Graham noted to supporters that he was at least first in the parade line among the politicians.
"This is a good omen," he said. "It means everybody else should drop out, except me."
At one point on the parade route, Bush — the son of one president and the brother of another — walked up to a man wearing a red T-shirt that said: "Bush Hat Trick."
"I told you it'd work," the man told family and friends as the candidate seeking to be the third Bush president strode up.
"Where'd you get that shirt?" Bush said as photographers and supporters converged.
Bush later marched in another parade in nearby Merrimack.
Throughout the parade in Amherst, the candidates shook hands, held babies, posed for selfies and signed campaign placards. At one point, Bush signed the cast of a woman who had injured her leg playing soccer. The two discussed Sunday's U.S.-Japan Women's World Cup final, each predicting an American victory.
Two other Republican candidates — Florida Sen. Marco Rubio and New Jersey Gov. Chris Christie — walked in the traditional parade in Wolfeboro, N.H. Both Rubio and Christie spent time this weekend at the nearby home of Mitt Romney, the 2012 Republican presidential nominee.
Democratic presidential candidates also partook in July Fourth festivities in both New Hampshire and Iowa, where caucuses will be the first nomination contests of 2016.
Former secretary of State Hillary Clinton marched in a parade in Gorham, N.H., after a local visit to a Mountain Fire Pizza.
Vermont Sen. Bernie Sanders and former Maryland governor Martin O'Malley spent the holiday in Iowa. Sanders, who is moving up in polls against the heavily favored Clinton, walked in parades in Creston and Waukee.

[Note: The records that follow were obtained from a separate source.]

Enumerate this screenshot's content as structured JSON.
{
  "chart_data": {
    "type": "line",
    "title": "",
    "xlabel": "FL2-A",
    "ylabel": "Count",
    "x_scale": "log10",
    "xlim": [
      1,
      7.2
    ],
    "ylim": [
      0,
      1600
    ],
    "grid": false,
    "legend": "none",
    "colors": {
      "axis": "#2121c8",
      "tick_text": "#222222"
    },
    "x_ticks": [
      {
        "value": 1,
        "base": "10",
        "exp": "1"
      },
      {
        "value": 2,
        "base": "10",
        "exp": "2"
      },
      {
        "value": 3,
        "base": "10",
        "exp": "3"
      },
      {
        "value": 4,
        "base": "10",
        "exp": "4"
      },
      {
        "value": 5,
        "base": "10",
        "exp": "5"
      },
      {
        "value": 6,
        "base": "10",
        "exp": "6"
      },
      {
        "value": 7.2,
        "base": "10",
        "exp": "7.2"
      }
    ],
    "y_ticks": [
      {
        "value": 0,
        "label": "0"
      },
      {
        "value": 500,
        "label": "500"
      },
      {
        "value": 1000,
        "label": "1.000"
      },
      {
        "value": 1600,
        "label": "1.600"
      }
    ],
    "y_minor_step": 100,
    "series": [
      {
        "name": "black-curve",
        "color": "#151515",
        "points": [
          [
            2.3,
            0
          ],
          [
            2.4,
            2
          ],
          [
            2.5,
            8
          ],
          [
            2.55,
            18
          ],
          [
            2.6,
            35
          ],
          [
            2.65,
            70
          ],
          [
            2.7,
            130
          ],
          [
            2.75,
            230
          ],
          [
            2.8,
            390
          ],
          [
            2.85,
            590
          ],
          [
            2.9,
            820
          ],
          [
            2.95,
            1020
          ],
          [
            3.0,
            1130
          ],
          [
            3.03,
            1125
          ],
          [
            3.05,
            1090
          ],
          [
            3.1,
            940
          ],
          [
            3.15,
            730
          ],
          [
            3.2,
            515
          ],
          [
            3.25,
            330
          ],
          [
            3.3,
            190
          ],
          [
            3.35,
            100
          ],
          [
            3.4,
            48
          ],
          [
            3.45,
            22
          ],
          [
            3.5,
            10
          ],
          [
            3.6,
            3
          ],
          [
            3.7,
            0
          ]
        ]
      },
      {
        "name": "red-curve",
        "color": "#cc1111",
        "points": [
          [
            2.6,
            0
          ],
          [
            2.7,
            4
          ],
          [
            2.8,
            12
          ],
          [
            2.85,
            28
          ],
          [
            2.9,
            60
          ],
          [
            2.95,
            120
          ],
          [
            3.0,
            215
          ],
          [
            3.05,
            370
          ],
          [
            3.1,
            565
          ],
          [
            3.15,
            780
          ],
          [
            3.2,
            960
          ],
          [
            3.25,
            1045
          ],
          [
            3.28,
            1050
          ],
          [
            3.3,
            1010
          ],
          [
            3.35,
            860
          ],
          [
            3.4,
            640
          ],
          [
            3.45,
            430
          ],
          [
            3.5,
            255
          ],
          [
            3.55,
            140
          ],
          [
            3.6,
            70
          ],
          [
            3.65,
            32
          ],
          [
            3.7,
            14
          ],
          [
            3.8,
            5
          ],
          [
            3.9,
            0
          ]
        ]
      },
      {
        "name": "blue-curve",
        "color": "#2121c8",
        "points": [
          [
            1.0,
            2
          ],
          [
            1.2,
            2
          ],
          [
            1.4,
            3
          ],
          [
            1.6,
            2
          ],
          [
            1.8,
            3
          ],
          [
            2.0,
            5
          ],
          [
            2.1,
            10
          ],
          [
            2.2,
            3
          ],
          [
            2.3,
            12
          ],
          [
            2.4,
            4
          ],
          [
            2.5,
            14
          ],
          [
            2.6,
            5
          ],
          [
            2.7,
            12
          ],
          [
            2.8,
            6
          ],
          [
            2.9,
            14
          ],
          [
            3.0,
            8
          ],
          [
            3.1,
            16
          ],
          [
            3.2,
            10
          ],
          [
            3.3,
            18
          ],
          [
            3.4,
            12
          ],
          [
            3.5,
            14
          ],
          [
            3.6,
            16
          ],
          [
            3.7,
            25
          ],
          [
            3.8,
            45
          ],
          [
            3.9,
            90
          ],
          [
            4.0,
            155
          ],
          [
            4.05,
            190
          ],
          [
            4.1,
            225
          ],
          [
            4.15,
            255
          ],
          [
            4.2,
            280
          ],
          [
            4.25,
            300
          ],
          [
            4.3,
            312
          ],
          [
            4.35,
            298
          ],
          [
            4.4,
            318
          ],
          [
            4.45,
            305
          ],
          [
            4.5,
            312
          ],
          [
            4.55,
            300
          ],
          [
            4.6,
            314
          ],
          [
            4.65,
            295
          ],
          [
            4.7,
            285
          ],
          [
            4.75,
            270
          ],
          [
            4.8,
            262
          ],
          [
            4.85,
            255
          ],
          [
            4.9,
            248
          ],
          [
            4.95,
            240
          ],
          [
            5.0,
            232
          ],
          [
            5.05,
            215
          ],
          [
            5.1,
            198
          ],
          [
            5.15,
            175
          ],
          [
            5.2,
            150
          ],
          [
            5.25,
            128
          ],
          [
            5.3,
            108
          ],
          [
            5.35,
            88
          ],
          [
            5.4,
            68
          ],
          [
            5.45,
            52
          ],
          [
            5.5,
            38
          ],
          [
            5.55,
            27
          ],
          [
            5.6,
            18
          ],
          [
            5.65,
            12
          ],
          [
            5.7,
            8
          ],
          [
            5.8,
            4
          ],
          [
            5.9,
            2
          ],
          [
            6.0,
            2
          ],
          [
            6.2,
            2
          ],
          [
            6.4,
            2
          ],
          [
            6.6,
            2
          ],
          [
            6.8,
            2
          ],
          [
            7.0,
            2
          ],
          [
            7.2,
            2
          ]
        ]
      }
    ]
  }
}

O'Malley, who has been in Iowa promoting his climate change plan, marched in the July Fourth parade in aptly named Independence, Iowa, before hitting the barbecue circuit in Dubuque and Clinton.
Another Democratic candidate, former Rhode Island governor Lincoln Chafee, spent Saturday at the parades in Amherst and Merrimack, N.H.
Surveying the scene in Amherst, as residents hung bunting or positioned lawn chairs in front of white clapboard houses, Chafee said: "It's Americana, isn't it?"